For fishermen in the north country, early spring can be a special time of year. Finally, after months of snow, ice, and frigid temperatures, it is time to get back in the boat and begin the chase once more. However, if you don’t know where or how to begin finding or catching bass you won’t have a productive day on the water. Follow these tips to find and catch largemouth bass this spring after a long winter.
Warm Water Is Essential
I am sure this comes as no surprise. After ice out, largemouth will be looking for the warmest water in the fishery. However, one thing I have noticed over the years is the warmest water is not always in the northwest corner of a lake. In fact, it can be found almost anywhere on the lake depending upon multiple factors. If you are not familiar with a body of water, though, the northwest corner is your best bet as a starting point.

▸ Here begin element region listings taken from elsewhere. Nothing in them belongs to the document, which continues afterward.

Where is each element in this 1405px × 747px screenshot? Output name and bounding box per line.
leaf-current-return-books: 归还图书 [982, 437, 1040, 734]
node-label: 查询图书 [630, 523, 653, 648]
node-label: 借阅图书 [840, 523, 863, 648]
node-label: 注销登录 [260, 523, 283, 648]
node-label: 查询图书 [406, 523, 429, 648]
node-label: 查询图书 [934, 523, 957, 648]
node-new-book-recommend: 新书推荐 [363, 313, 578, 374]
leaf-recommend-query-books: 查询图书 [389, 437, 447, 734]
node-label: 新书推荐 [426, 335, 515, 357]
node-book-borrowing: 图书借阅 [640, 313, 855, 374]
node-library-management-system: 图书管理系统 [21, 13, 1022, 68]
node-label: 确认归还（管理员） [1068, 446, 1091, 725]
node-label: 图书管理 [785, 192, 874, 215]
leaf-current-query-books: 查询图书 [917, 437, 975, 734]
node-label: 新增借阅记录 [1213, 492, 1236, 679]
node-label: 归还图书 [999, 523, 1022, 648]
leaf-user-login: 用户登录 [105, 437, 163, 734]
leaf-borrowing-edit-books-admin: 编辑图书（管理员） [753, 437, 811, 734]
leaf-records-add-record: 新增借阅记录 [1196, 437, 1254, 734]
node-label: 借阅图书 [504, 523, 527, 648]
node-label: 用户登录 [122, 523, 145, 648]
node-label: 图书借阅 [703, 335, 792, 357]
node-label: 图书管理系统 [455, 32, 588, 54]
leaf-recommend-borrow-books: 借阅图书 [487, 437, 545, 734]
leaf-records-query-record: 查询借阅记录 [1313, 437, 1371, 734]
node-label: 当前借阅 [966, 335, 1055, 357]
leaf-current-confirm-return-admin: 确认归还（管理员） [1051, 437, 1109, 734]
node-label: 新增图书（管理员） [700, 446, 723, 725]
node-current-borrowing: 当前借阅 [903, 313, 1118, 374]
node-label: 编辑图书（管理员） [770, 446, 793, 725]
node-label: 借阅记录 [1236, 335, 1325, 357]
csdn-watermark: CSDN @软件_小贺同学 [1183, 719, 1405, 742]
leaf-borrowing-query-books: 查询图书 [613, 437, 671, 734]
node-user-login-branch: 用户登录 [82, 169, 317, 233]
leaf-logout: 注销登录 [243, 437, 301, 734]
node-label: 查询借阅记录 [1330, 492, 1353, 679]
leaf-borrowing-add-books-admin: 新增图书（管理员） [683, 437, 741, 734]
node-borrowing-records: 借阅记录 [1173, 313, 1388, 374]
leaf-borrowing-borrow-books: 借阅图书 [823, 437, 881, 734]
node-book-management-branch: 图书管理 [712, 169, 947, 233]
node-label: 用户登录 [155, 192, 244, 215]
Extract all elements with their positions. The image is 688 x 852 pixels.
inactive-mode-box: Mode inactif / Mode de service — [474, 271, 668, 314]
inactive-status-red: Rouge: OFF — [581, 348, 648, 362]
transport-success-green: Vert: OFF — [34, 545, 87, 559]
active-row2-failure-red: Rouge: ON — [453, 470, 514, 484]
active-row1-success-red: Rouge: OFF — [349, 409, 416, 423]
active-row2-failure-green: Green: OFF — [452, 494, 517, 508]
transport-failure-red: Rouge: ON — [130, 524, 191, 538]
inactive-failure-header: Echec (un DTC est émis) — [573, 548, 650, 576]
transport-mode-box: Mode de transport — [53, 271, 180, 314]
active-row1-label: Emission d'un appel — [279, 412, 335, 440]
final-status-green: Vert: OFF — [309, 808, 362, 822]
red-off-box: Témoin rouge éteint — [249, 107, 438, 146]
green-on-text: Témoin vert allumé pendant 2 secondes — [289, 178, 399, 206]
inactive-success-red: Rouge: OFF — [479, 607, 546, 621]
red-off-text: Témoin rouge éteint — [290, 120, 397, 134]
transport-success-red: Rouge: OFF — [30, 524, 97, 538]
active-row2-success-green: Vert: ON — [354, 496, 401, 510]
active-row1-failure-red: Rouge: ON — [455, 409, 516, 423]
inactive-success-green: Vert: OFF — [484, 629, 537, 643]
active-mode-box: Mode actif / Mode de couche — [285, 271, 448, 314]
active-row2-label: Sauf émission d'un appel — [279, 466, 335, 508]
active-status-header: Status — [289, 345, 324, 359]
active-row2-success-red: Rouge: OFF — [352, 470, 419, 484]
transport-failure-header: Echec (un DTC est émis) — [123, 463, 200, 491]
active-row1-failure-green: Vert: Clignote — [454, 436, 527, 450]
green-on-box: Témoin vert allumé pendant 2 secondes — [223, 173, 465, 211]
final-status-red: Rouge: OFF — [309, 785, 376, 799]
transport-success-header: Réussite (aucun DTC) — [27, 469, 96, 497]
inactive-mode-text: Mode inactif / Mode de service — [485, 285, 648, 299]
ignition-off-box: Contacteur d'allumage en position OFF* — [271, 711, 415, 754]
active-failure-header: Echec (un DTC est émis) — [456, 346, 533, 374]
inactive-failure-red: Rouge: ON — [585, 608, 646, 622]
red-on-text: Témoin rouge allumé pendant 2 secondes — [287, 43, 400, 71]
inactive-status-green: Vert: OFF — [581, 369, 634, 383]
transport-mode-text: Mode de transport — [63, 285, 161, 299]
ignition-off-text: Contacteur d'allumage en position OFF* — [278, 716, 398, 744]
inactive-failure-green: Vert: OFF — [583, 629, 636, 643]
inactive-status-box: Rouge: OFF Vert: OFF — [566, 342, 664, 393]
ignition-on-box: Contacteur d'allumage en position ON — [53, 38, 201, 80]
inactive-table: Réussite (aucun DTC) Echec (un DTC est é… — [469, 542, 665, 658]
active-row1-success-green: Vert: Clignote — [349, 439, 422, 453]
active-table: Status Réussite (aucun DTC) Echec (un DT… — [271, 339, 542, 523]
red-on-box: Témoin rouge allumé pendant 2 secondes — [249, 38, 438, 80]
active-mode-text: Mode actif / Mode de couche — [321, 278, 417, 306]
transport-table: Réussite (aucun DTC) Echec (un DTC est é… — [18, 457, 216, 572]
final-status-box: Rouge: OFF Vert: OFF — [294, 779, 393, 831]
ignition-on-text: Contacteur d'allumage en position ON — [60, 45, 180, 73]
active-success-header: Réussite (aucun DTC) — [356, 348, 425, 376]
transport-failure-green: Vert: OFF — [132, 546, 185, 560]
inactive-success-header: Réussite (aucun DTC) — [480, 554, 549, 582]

Dark Water Usually Warms First
Look for dark bottom bays. These are typically your best bet on a bright, warm, sunny day as this dark bottom will hold heat and attract bass and baitfish. Additionally, look for the smallest, shallowest, isolated bays on your fishery. The less water there is, the quicker it will warm up. Hordes of largemouth will move into these small bays as soon as the ice goes out and the sun warms them up.
It Comes Down To Timing
Keep in mind that not all fish in the system move up at the same time. In fact, this process, at least in the north, can be drawn out over the course of weeks. Bass will begin their general migration towards the shallows. Some will move all the way up immediately while others will stop in staging areas before going the rest of the distance.
Look for big, female largemouth bass to use these deeper water staging areas before moving in shallow to feed and spawn. Typically, the best way to find these staging areas is to locate the spawning bays and backtrack to the nearest access to deep water. Oftentimes, these areas are the points and flats directly outside of spawning bays.
Bait Selection – Keep It Simple
Lastly, bait selection is key this time of year. Because there are so many fish in so many different areas, you have to be ready for anything as an angler. However, when simplified, fishermen don’t need many baits to be successful in the early spring. For staging, deeper fish, an assortment of mid-depth crankbaits, rattlebaits, and heavier swim jigs are good options. This time of year, slow retrieves seem to work best. If the bass are around, they will munch whatever you throw. Throw your confidence and goto baits.
The same goes for shallow water fish. Anglers will find great success with weightless soft plastics like Texas-rigged finesse worms and senkos as well as wacky rigs. If you are fishing a large spawning bay and need to cover water, look to swimbaits or swim jigs. Bomb cast these baits as far as you can, slow roll them on the bottom and hold on for dear life.